Sometimes, I’m asked why I don’t get more creative with the titles to my images. For example, the title for the image in this post, “White Trees, Series 3, No. 1,” probably wouldn’t be considered as being particularly inspired or creative.
There’s a reason for that. I’m a firm believer in the idea that the value of a photograph should come strictly from within the four corners of the image itself. I generally feel that when you supply a photograph with supplementary information – such as a creative title, explanatory text, a bio of the photographer, etc. – that at best such information distracts from the impact of the image itself, and at worst it becomes a crutch to prop up an otherwise weak image.
Having a mundane title is like an informational dead end for the viewer. There’s nothing there for the viewer to latch on to. Attention is directed back to the photograph itself, and the image stands or fails on its own merits.
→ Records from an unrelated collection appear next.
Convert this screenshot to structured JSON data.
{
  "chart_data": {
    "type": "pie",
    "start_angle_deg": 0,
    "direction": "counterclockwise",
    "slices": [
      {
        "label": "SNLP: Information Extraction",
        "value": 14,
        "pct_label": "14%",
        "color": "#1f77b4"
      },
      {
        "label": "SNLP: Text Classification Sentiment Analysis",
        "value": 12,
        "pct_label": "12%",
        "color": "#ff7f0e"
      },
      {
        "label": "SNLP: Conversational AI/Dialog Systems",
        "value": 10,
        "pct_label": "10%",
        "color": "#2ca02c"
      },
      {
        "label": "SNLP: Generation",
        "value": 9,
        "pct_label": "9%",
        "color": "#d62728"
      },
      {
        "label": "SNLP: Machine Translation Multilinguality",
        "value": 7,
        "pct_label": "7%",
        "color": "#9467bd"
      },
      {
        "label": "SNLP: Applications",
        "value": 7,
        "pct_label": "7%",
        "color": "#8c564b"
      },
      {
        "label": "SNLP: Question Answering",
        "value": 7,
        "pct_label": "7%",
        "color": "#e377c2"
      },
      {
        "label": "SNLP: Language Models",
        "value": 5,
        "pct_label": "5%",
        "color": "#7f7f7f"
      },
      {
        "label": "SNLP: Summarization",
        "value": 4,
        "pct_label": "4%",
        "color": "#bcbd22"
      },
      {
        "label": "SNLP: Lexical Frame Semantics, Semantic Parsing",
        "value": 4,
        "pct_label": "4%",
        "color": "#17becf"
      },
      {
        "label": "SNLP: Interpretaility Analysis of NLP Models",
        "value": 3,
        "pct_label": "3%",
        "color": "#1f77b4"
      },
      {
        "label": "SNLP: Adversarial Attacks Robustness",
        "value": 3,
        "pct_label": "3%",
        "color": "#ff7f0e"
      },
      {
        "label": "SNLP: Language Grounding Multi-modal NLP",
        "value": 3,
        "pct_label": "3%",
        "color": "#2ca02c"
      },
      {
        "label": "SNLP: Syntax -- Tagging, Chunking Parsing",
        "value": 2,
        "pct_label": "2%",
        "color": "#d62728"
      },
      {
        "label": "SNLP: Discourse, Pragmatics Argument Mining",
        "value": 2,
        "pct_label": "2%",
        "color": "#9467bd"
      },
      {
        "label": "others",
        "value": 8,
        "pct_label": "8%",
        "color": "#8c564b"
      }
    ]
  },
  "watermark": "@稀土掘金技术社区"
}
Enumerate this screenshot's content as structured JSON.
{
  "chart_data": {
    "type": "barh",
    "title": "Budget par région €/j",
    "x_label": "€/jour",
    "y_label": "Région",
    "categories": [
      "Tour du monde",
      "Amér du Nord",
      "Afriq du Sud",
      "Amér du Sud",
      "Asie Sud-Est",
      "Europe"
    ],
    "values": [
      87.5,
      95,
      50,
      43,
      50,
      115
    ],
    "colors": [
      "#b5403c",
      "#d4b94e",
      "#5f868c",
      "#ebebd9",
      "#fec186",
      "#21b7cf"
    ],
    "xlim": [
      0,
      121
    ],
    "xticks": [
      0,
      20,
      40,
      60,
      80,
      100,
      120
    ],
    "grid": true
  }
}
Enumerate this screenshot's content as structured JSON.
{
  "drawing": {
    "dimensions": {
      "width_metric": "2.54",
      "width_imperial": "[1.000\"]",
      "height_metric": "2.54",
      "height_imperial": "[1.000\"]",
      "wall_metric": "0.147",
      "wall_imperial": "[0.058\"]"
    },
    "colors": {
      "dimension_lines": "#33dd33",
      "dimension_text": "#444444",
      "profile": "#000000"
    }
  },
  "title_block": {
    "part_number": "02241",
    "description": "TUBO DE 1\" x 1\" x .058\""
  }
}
For those who are curious, I’ve divided the White Trees images into three (so far) series based on location. Series 1 was photographed in Rocky Mountain National Park, Series 2 at the Mount Goliath Natural Area, and Series 3 at the Windy Ridge Bristlecone Pine Scenic Area, all in Colorado. Within each series, photographs are numbered in the order I work on and finish them, not in the order they were captured.
But of course, to keep things interesting, even I break my own rules. That’s why the Series 1 images indeed each do have a more descriptive title. There just was something about the trees at the Rocky Mountain National Park location that made me see them as having human characteristics, and I named them accordingly. You can see the names in the White Trees gallery on this website if you’re interested.